Mark Rothko and the Divided Nature of Humans

Very few works of art grab viewers on a gut level the way Mark Rothko’s paintings do.  There isn’t anything quite like the experience of standing in front of a Rothko painting and feeling just what the artist intended you to feel.  Rothko famously said, “I’m interested in expressing big emotions – tragedy, ecstasy, doom,” and that is precisely what he does with large rectangular shapes in bold colors on large canvases.

Rothko, one of the first generation of Abstract Expressionist artists, wanted to express the sublime idea of the spirit of myth with his large floating color shapes that have loose and undefined edges that gives them both movement and tangible depth.  The oil paint is thinly washed on with considerable tonal variation, which adds to the effect of a constant, cloud-like shifting.

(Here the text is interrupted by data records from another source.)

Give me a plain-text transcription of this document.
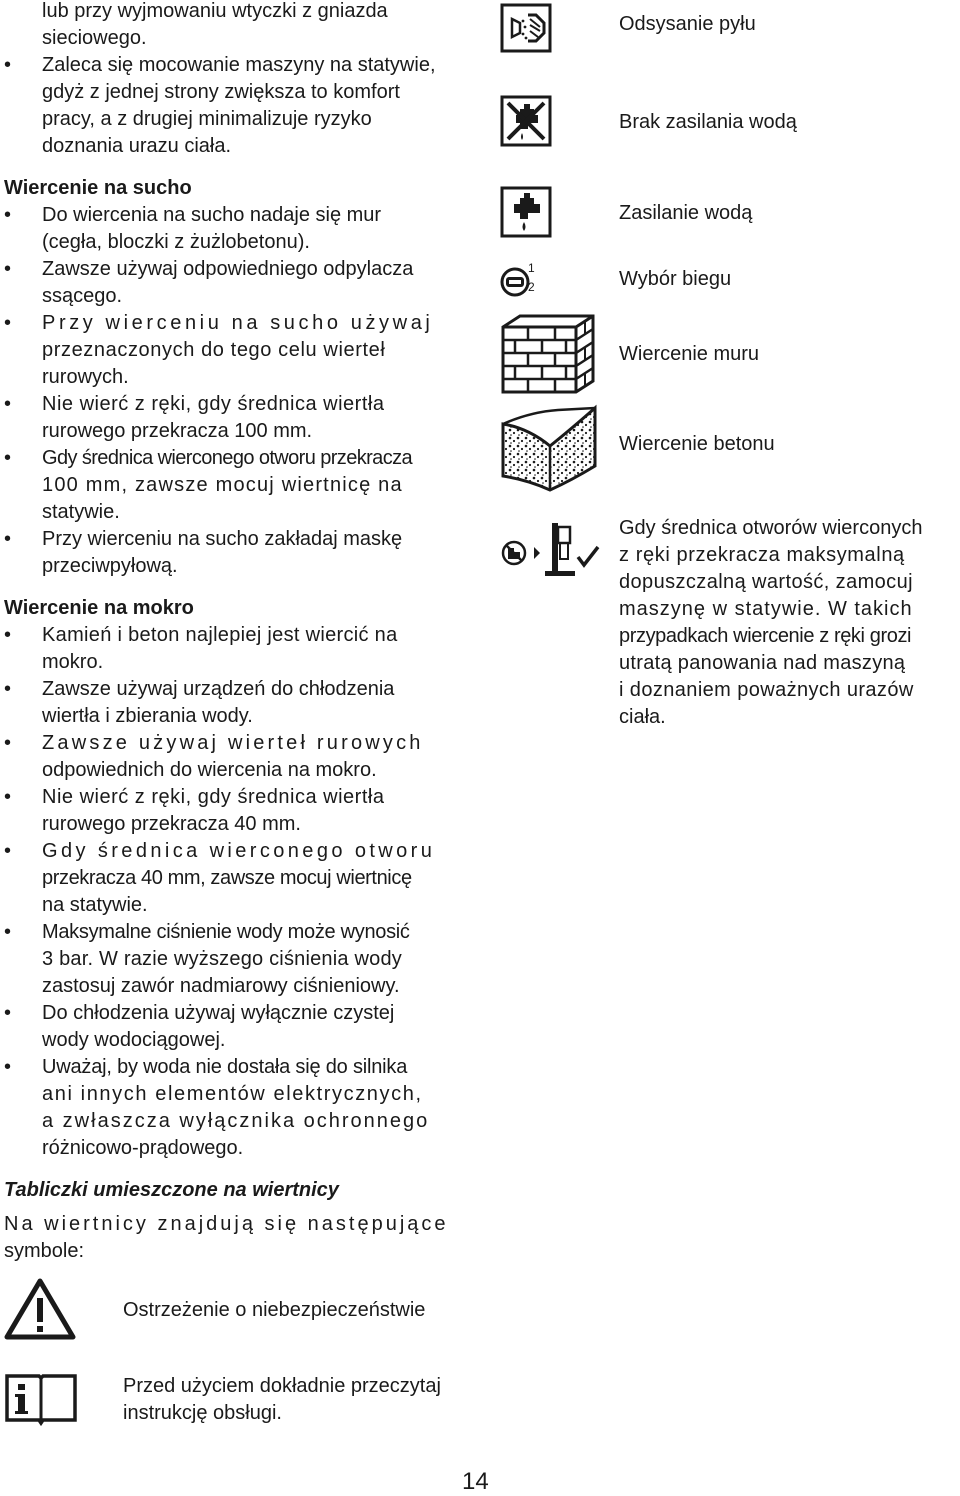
lub przy wyjmowaniu wtyczki z gniazda
sieciowego.
• Zaleca się mocowanie maszyny na statywie,
gdyż z jednej strony zwiększa to komfort
pracy, a z drugiej minimalizuje ryzyko
doznania urazu ciała.
Wiercenie na sucho
• Do wiercenia na sucho nadaje się mur
(cegła, bloczki z żużlobetonu).
• Zawsze używaj odpowiedniego odpylacza
ssącego.
• Przy wierceniu na sucho używaj
przeznaczonych do tego celu wierteł
rurowych.
• Nie wierć z ręki, gdy średnica wiertła
rurowego przekracza 100 mm.
• Gdy średnica wierconego otworu przekracza
100 mm, zawsze mocuj wiertnicę na
statywie.
• Przy wierceniu na sucho zakładaj maskę
przeciwpyłową.
Wiercenie na mokro
• Kamień i beton najlepiej jest wiercić na
mokro.
• Zawsze używaj urządzeń do chłodzenia
wiertła i zbierania wody.
• Zawsze używaj wierteł rurowych
odpowiednich do wiercenia na mokro.
• Nie wierć z ręki, gdy średnica wiertła
rurowego przekracza 40 mm.
• Gdy średnica wierconego otworu
przekracza 40 mm, zawsze mocuj wiertnicę
na statywie.
• Maksymalne ciśnienie wody może wynosić
3 bar. W razie wyższego ciśnienia wody
zastosuj zawór nadmiarowy ciśnieniowy.
• Do chłodzenia używaj wyłącznie czystej
wody wodociągowej.
• Uważaj, by woda nie dostała się do silnika
ani innych elementów elektrycznych,
a zwłaszcza wyłącznika ochronnego
różnicowo-prądowego.
Tabliczki umieszczone na wiertnicy
Na wiertnicy znajdują się następujące
symbole:
Ostrzeżenie o niebezpieczeństwie
Przed użyciem dokładnie przeczytaj
instrukcję obsługi.
Odsysanie pyłu
Brak zasilania wodą
Zasilanie wodą
1
2	Wybór biegu
Wiercenie muru
Wiercenie betonu
Gdy średnica otworów wierconych
z ręki przekracza maksymalną
dopuszczalną wartość, zamocuj
maszynę w statywie. W takich
przypadkach wiercenie z ręki grozi
utratą panowania nad maszyną
i doznaniem poważnych urazów
ciała.
14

Rothko intended to take a viewer to a different spiritual realm to learn truths about human nature.  He sought to express the two divergent human tendencies that German philosopher Friedrich Nietzsche called the Dionysian and the Apollonian dichotomy.  The Dionysian, based on the Greek god of wine, represents emotion or inspiration, whereas the rational and disciplined tendencies are Apollonian, named for the Greek god of truth.  Rothko believed that the modern individual was divided into these two tendencies, which can never be harmonious or unified.  He thought that this was what led humans to World War II and the creation of atomic weapons.